Some jobs are more stressful than others. Who hasn’t
sympathised with health and care workers during the pandemic? But whatever your
job, you can experience work-related stress.
In short bursts, stress can help you stay alert and perform
at your best. But once stress becomes ongoing or excessive, your mental health
can suffer.
So too, can organisational performance. Workplace stress can
lead to reduced productivity and job satisfaction and increased absenteeism,
accidents and staff turnover.
You may start to feel excessively stressed if you:
- work long hours, work through breaks or take work home
- have low control over how you do your work
- don’t receive enough support from managers and/or co-workers
- are poorly managed, subject to bullying or discrimination, or have poor relationships with colleagues or bosses
- have job insecurity.
Signs of work-related stress
According to Beyond Blue, prolonged or excessive stress
contributes to the development of anxiety and depression, or may cause an
existing condition to worsen.
Would you know if you were stressed? Look out for the
following signs:
- physical signs such as chest
pain, fatigue, high blood pressure, headaches, nausea, muscle pains, appetite
changes, sleeping problems, and slow reactions
- non-physical signs, such as
difficulty making decisions, forgetfulness, irritability, excessive worrying,
feelings of worthlessness, anxiety, defensiveness, anger, mood swings, and
social withdrawal.
What you can do
Identifying what is contributing to your stress can help you
find the right strategies to manage it.
Talk over your concerns with your employer or human
resources manager and think about the changes you need to make. Some you will
be able to manage yourself; others will need cooperation from workmates or your
boss. Other things that may be helpful:
- Learn to identify your triggers.
Once you know what these are, you can aim to avoid them or calm yourself down
beforehand. These might include late nights, deadlines, seeing particular
people, or hunger.
- Establish routines.
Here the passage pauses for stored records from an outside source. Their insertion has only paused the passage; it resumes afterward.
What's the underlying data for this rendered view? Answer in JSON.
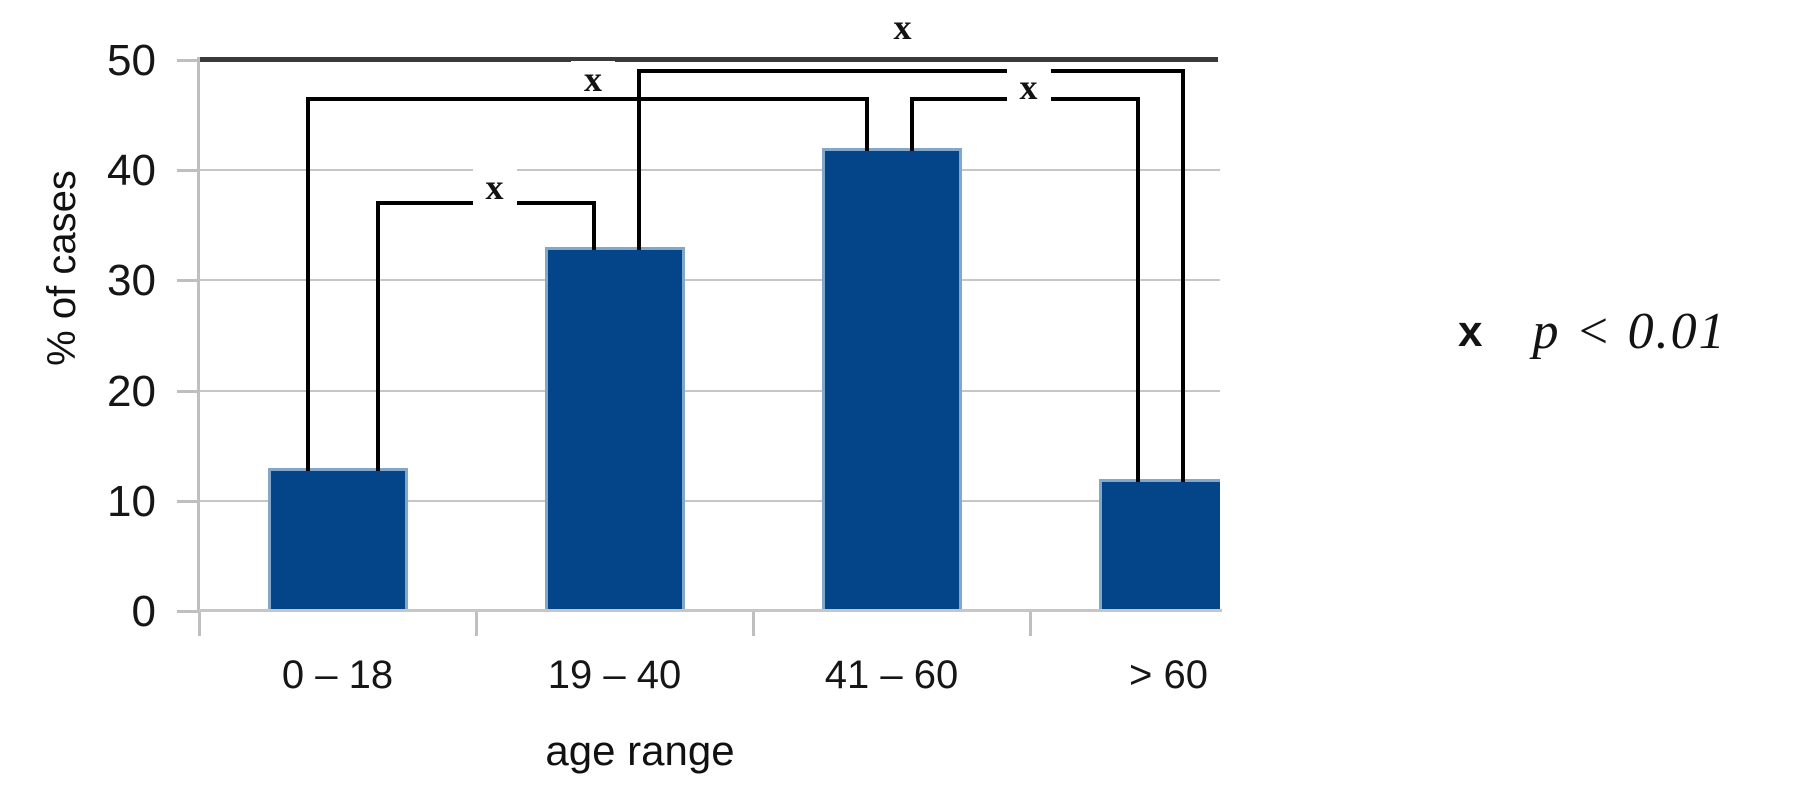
{
  "figure": {
    "background_color": "#ffffff",
    "kind": "bar chart with statistical significance brackets"
  },
  "chart_data": {
    "type": "bar",
    "title": "",
    "xlabel": "age range",
    "ylabel": "% of cases",
    "categories": [
      "0 – 18",
      "19 – 40",
      "41 – 60",
      "> 60"
    ],
    "values": [
      13,
      33,
      42,
      12
    ],
    "ylim": [
      0,
      50
    ],
    "yticks": [
      0,
      10,
      20,
      30,
      40,
      50
    ],
    "grid": "horizontal, light gray",
    "bar_color": "#04458a",
    "bar_border_color": "#82a7c9",
    "gridline_color": "#c6c6c6",
    "axis_top_border_color": "#3a3a3a",
    "bracket_color": "#000000",
    "significance": {
      "marker": "x",
      "meaning": "p < 0.01",
      "brackets": [
        {
          "between": [
            0,
            1
          ],
          "label": "x",
          "line_value": 37
        },
        {
          "between": [
            0,
            2
          ],
          "label": "x",
          "line_value": 46.5
        },
        {
          "between": [
            2,
            3
          ],
          "label": "x",
          "line_value": 46.5
        },
        {
          "between": [
            1,
            3
          ],
          "label": "x",
          "line_value": 49
        }
      ]
    },
    "legend": {
      "marker": "x",
      "text": "p < 0.01",
      "position": "right of plot, mid height"
    }
  }
}
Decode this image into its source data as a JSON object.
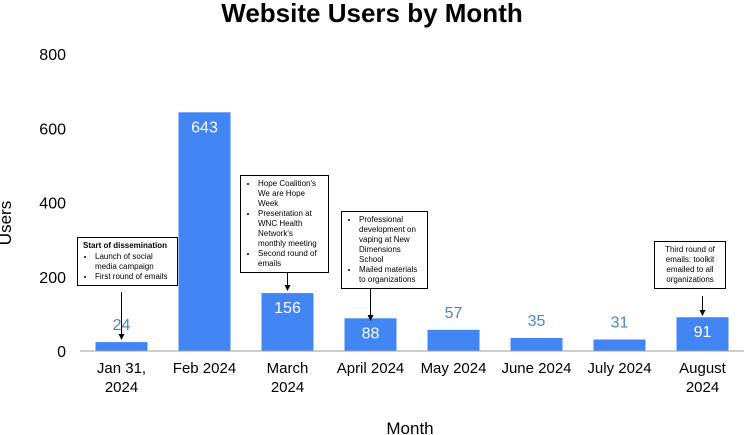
{
  "chart_data": {
    "type": "bar",
    "title": "Website Users by Month",
    "xlabel": "Month",
    "ylabel": "Users",
    "ylim": [
      0,
      800
    ],
    "yticks": [
      0,
      200,
      400,
      600,
      800
    ],
    "categories": [
      "Jan 31, 2024",
      "Feb 2024",
      "March 2024",
      "April 2024",
      "May 2024",
      "June 2024",
      "July 2024",
      "August 2024"
    ],
    "values": [
      24,
      643,
      156,
      88,
      57,
      35,
      31,
      91
    ],
    "data_labels": [
      "24",
      "643",
      "156",
      "88",
      "57",
      "35",
      "31",
      "91"
    ],
    "bar_color": "#4285f4",
    "label_outside_color": "#4a86c8",
    "label_inside_color": "#ffffff",
    "grid": false,
    "annotations": [
      {
        "category_index": 0,
        "title": "Start of dissemination",
        "items": [
          "Launch of social media campaign",
          "First round of emails"
        ]
      },
      {
        "category_index": 2,
        "title": "",
        "items": [
          "Hope Coalition's We are Hope Week",
          "Presentation at WNC Health Network's monthly meeting",
          "Second round of emails"
        ]
      },
      {
        "category_index": 3,
        "title": "",
        "items": [
          "Professional development on vaping at New Dimensions School",
          "Mailed materials to organizations"
        ]
      },
      {
        "category_index": 7,
        "title": "",
        "items": [
          "Third round of emails: toolkit emailed to all organizations"
        ]
      }
    ]
  }
}
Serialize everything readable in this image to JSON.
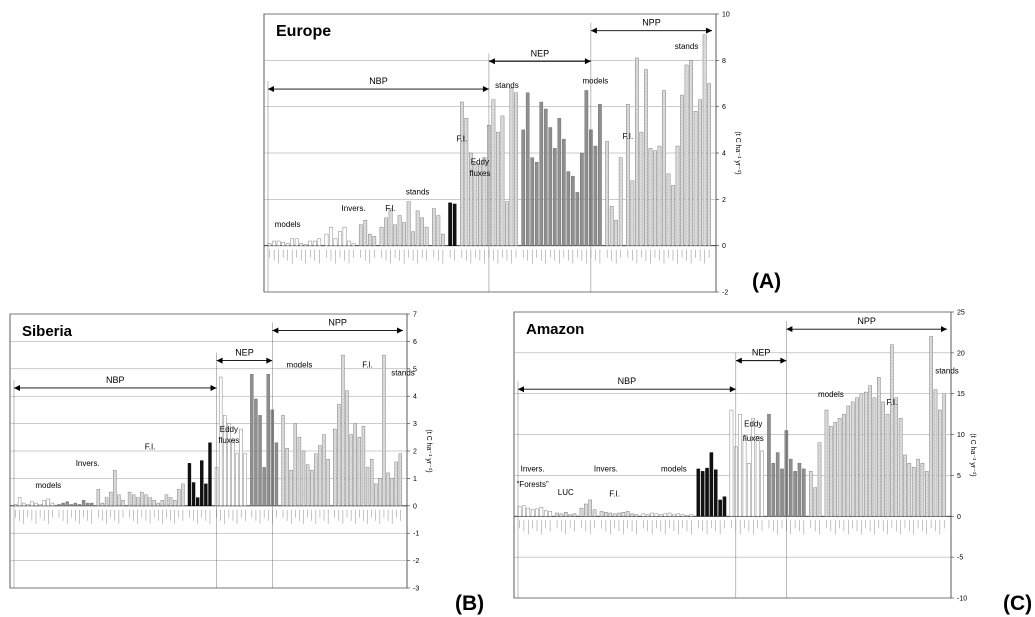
{
  "panels": {
    "A": {
      "tag": "(A)"
    },
    "B": {
      "tag": "(B)"
    },
    "C": {
      "tag": "(C)"
    }
  },
  "chart_data": [
    {
      "type": "bar",
      "title": "Europe",
      "panel": "(A)",
      "ylabel": "(t C ha⁻¹ yr⁻¹)",
      "ylim": [
        -2,
        10
      ],
      "yticks": [
        -2,
        0,
        2,
        4,
        6,
        8,
        10
      ],
      "grid": true,
      "annotations": [
        {
          "text": "NBP",
          "kind": "arrow",
          "from": 0,
          "to": 45
        },
        {
          "text": "NEP",
          "kind": "arrow",
          "from": 45,
          "to": 67
        },
        {
          "text": "NPP",
          "kind": "arrow",
          "from": 67,
          "to": 104
        },
        {
          "text": "models",
          "kind": "label",
          "x": 4,
          "y": 0.8
        },
        {
          "text": "Invers.",
          "kind": "label",
          "x": 18,
          "y": 1.5
        },
        {
          "text": "F.I.",
          "kind": "label",
          "x": 25,
          "y": 1.5
        },
        {
          "text": "stands",
          "kind": "label",
          "x": 31,
          "y": 2.2
        },
        {
          "text": "F.I.",
          "kind": "label",
          "x": 39,
          "y": 4.5
        },
        {
          "text": "Eddy",
          "kind": "label",
          "x": 43,
          "y": 3.5
        },
        {
          "text": "fluxes",
          "kind": "label",
          "x": 43,
          "y": 3.0
        },
        {
          "text": "stands",
          "kind": "label",
          "x": 49,
          "y": 6.8
        },
        {
          "text": "models",
          "kind": "label",
          "x": 68,
          "y": 7.0
        },
        {
          "text": "F.I.",
          "kind": "label",
          "x": 74,
          "y": 4.6
        },
        {
          "text": "stands",
          "kind": "label",
          "x": 87,
          "y": 8.5
        }
      ],
      "groups": [
        {
          "name": "models",
          "shade": "white",
          "values": [
            0.1,
            0.2,
            0.2,
            0.15,
            0.1,
            0.3,
            0.3,
            0.1,
            0.05,
            0.2,
            0.2,
            0.3
          ]
        },
        {
          "name": "Invers.",
          "shade": "white",
          "values": [
            0.5,
            0.8,
            0.3,
            0.6,
            0.8,
            0.2,
            0.1
          ]
        },
        {
          "name": "F.I.",
          "shade": "light",
          "values": [
            0.9,
            1.1,
            0.5,
            0.4
          ]
        },
        {
          "name": "stands",
          "shade": "light",
          "values": [
            0.8,
            1.2,
            1.6,
            0.9,
            1.3,
            1.0,
            1.9,
            0.6,
            1.5,
            1.2,
            0.8
          ]
        },
        {
          "name": "F.I.",
          "shade": "light",
          "values": [
            1.6,
            1.3,
            0.5
          ]
        },
        {
          "name": "Eddy fluxes",
          "shade": "black",
          "values": [
            1.85,
            1.8
          ]
        },
        {
          "name": "stands",
          "shade": "light",
          "values": [
            6.2,
            5.5,
            4.0,
            3.6,
            3.5,
            3.8,
            5.2,
            6.3,
            4.9,
            5.6,
            1.9,
            6.8,
            6.6
          ]
        },
        {
          "name": "models",
          "shade": "mid",
          "values": [
            5.0,
            6.6,
            3.8,
            3.6,
            6.2,
            5.9,
            5.1,
            4.2,
            5.5,
            4.6,
            3.2,
            3.0,
            2.3,
            4.0,
            6.7,
            5.0,
            4.3,
            6.1
          ]
        },
        {
          "name": "F.I.",
          "shade": "light",
          "values": [
            4.5,
            1.7,
            1.1,
            3.8
          ]
        },
        {
          "name": "stands",
          "shade": "light",
          "values": [
            6.1,
            2.8,
            8.1,
            4.9,
            7.6,
            4.2,
            4.1,
            4.3,
            6.7,
            3.1,
            2.6,
            4.3,
            6.5,
            7.8,
            8.0,
            5.8,
            6.3,
            9.1,
            7.0
          ]
        }
      ]
    },
    {
      "type": "bar",
      "title": "Siberia",
      "panel": "(B)",
      "ylabel": "(t C ha⁻¹ yr⁻¹)",
      "ylim": [
        -3,
        7
      ],
      "yticks": [
        -3,
        -2,
        -1,
        0,
        1,
        2,
        3,
        4,
        5,
        6,
        7
      ],
      "grid": true,
      "annotations": [
        {
          "text": "NBP",
          "kind": "arrow",
          "from": 0,
          "to": 46
        },
        {
          "text": "NEP",
          "kind": "arrow",
          "from": 46,
          "to": 59
        },
        {
          "text": "NPP",
          "kind": "arrow",
          "from": 59,
          "to": 106
        },
        {
          "text": "models",
          "kind": "label",
          "x": 8,
          "y": 0.65
        },
        {
          "text": "Invers.",
          "kind": "label",
          "x": 17,
          "y": 1.45
        },
        {
          "text": "F.I.",
          "kind": "label",
          "x": 31,
          "y": 2.05
        },
        {
          "text": "Eddy",
          "kind": "label",
          "x": 49,
          "y": 2.7
        },
        {
          "text": "fluxes",
          "kind": "label",
          "x": 49,
          "y": 2.3
        },
        {
          "text": "models",
          "kind": "label",
          "x": 65,
          "y": 5.05
        },
        {
          "text": "F.I.",
          "kind": "label",
          "x": 81,
          "y": 5.05
        },
        {
          "text": "stands",
          "kind": "label",
          "x": 97,
          "y": 4.75
        }
      ],
      "groups": [
        {
          "name": "models",
          "shade": "white",
          "values": [
            0.05,
            0.3,
            0.1,
            0.05,
            0.15,
            0.1,
            0.05,
            0.2,
            0.25,
            0.1
          ]
        },
        {
          "name": "models",
          "shade": "mid",
          "values": [
            0.05,
            0.1,
            0.15,
            0.05,
            0.1,
            0.05,
            0.2,
            0.1,
            0.1
          ]
        },
        {
          "name": "Invers.",
          "shade": "light",
          "values": [
            0.6,
            0.1,
            0.3,
            0.5,
            1.3,
            0.4,
            0.2
          ]
        },
        {
          "name": "F.I.",
          "shade": "light",
          "values": [
            0.5,
            0.4,
            0.3,
            0.5,
            0.4,
            0.3,
            0.2,
            0.1,
            0.2,
            0.4,
            0.3,
            0.2,
            0.6,
            0.8
          ]
        },
        {
          "name": "Eddy fluxes",
          "shade": "black",
          "values": [
            1.55,
            0.85,
            0.3,
            1.65,
            0.8,
            2.3
          ]
        },
        {
          "name": "models",
          "shade": "white",
          "values": [
            1.4,
            4.7,
            3.3,
            3.0,
            2.4,
            1.9,
            2.8,
            1.9
          ]
        },
        {
          "name": "models",
          "shade": "mid",
          "values": [
            4.8,
            3.9,
            3.3,
            1.4,
            4.8,
            3.5,
            2.3
          ]
        },
        {
          "name": "F.I.",
          "shade": "light",
          "values": [
            3.3,
            2.1,
            1.3,
            3.0,
            2.5,
            2.0,
            1.5,
            1.3,
            1.9,
            2.2,
            2.6,
            1.7
          ]
        },
        {
          "name": "stands",
          "shade": "light",
          "values": [
            2.8,
            3.7,
            5.5,
            4.2,
            2.6,
            3.0,
            2.5,
            2.9,
            1.4,
            1.7,
            0.8,
            1.0,
            5.5,
            1.2,
            1.0,
            1.6,
            1.9
          ]
        }
      ]
    },
    {
      "type": "bar",
      "title": "Amazon",
      "panel": "(C)",
      "ylabel": "(t C ha⁻¹ yr⁻¹)",
      "ylim": [
        -10,
        25
      ],
      "yticks": [
        -10,
        -5,
        0,
        5,
        10,
        15,
        20,
        25
      ],
      "grid": true,
      "annotations": [
        {
          "text": "NBP",
          "kind": "arrow",
          "from": 0,
          "to": 46
        },
        {
          "text": "NEP",
          "kind": "arrow",
          "from": 46,
          "to": 57
        },
        {
          "text": "NPP",
          "kind": "arrow",
          "from": 57,
          "to": 116
        },
        {
          "text": "Invers.",
          "kind": "label",
          "x": 3,
          "y": 5.5
        },
        {
          "text": "“Forests”",
          "kind": "label",
          "x": 3,
          "y": 3.6
        },
        {
          "text": "LUC",
          "kind": "label",
          "x": 10,
          "y": 2.6
        },
        {
          "text": "Invers.",
          "kind": "label",
          "x": 18,
          "y": 5.5
        },
        {
          "text": "F.I.",
          "kind": "label",
          "x": 20,
          "y": 2.4
        },
        {
          "text": "models",
          "kind": "label",
          "x": 33,
          "y": 5.5
        },
        {
          "text": "Eddy",
          "kind": "label",
          "x": 50,
          "y": 11.0
        },
        {
          "text": "fluxes",
          "kind": "label",
          "x": 50,
          "y": 9.2
        },
        {
          "text": "models",
          "kind": "label",
          "x": 66,
          "y": 14.6
        },
        {
          "text": "F.I.",
          "kind": "label",
          "x": 80,
          "y": 13.6
        },
        {
          "text": "stands",
          "kind": "label",
          "x": 93,
          "y": 17.5
        }
      ],
      "groups": [
        {
          "name": "Invers. Forests",
          "shade": "white",
          "values": [
            1.2,
            1.3,
            1.0,
            0.8,
            0.9,
            1.1,
            0.7,
            0.6
          ]
        },
        {
          "name": "LUC",
          "shade": "light",
          "values": [
            0.4,
            0.3,
            0.5,
            0.2,
            0.3
          ]
        },
        {
          "name": "Invers.",
          "shade": "light",
          "values": [
            1.0,
            1.5,
            2.0,
            0.8
          ]
        },
        {
          "name": "F.I.",
          "shade": "light",
          "values": [
            0.6,
            0.5,
            0.4,
            0.3,
            0.4,
            0.5,
            0.6,
            0.3,
            0.2
          ]
        },
        {
          "name": "models",
          "shade": "white",
          "values": [
            0.3,
            0.2,
            0.4,
            0.3,
            0.2,
            0.3,
            0.4,
            0.2,
            0.3,
            0.2,
            0.1,
            0.2
          ]
        },
        {
          "name": "Eddy fluxes",
          "shade": "black",
          "values": [
            5.8,
            5.5,
            5.9,
            7.8,
            5.7,
            2.0,
            2.4
          ]
        },
        {
          "name": "models",
          "shade": "white",
          "values": [
            13.0,
            8.5,
            12.5,
            9.5,
            6.5,
            12.0,
            9.8,
            8.0
          ]
        },
        {
          "name": "models",
          "shade": "mid",
          "values": [
            12.5,
            6.5,
            7.8,
            5.8,
            10.5,
            7.0,
            5.5,
            6.5,
            5.8
          ]
        },
        {
          "name": "F.I.",
          "shade": "light",
          "values": [
            5.5,
            3.5,
            9.0
          ]
        },
        {
          "name": "stands",
          "shade": "light",
          "values": [
            13.0,
            11.0,
            11.5,
            12.0,
            12.5,
            13.5,
            14.0,
            14.5,
            15.0,
            15.2,
            16.0,
            14.5,
            17.0,
            14.0,
            12.5,
            21.0,
            14.5,
            12.0,
            7.5,
            6.5,
            6.0,
            7.0,
            6.5,
            5.5,
            22.0,
            15.5,
            13.0,
            15.0
          ]
        }
      ]
    }
  ]
}
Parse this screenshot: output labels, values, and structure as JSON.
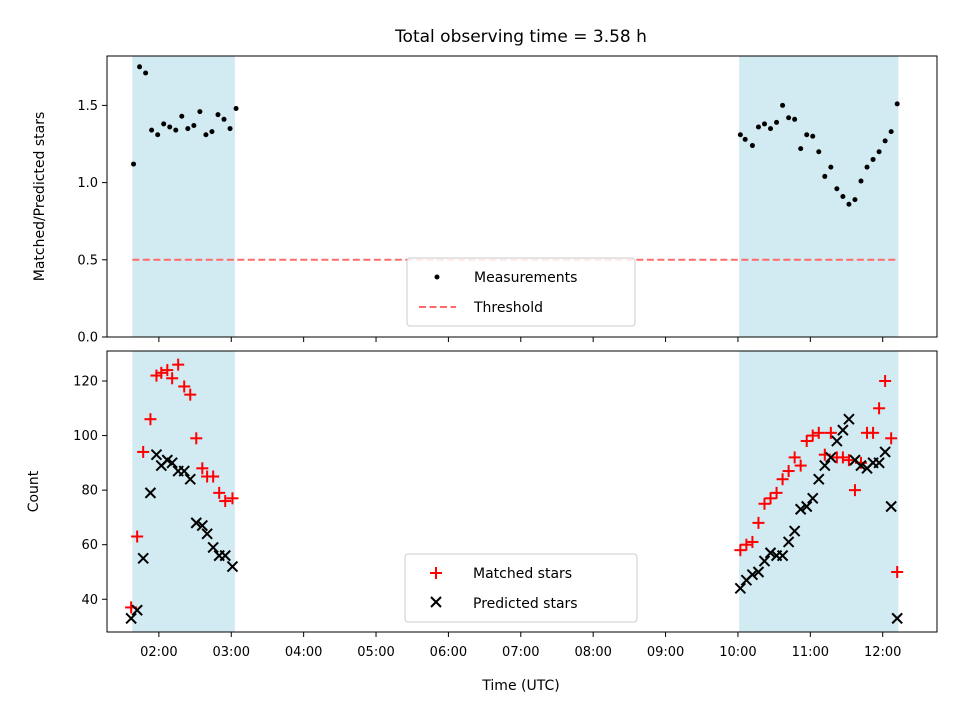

Predictable
rhythms and routines can be calming and reassuring. These can include regular
times for exercise and relaxation. Exercise can reduce the level of your stress
hormones, such as adrenaline and cortisol, as well as stimulate endorphins,
which are natural mood elevators.
- Spend time with friends and
family. Don’t take out your stress on loved ones, instead, tell them about your
work problems and ask for their support.
- Seek help from a psychologist or counsellor.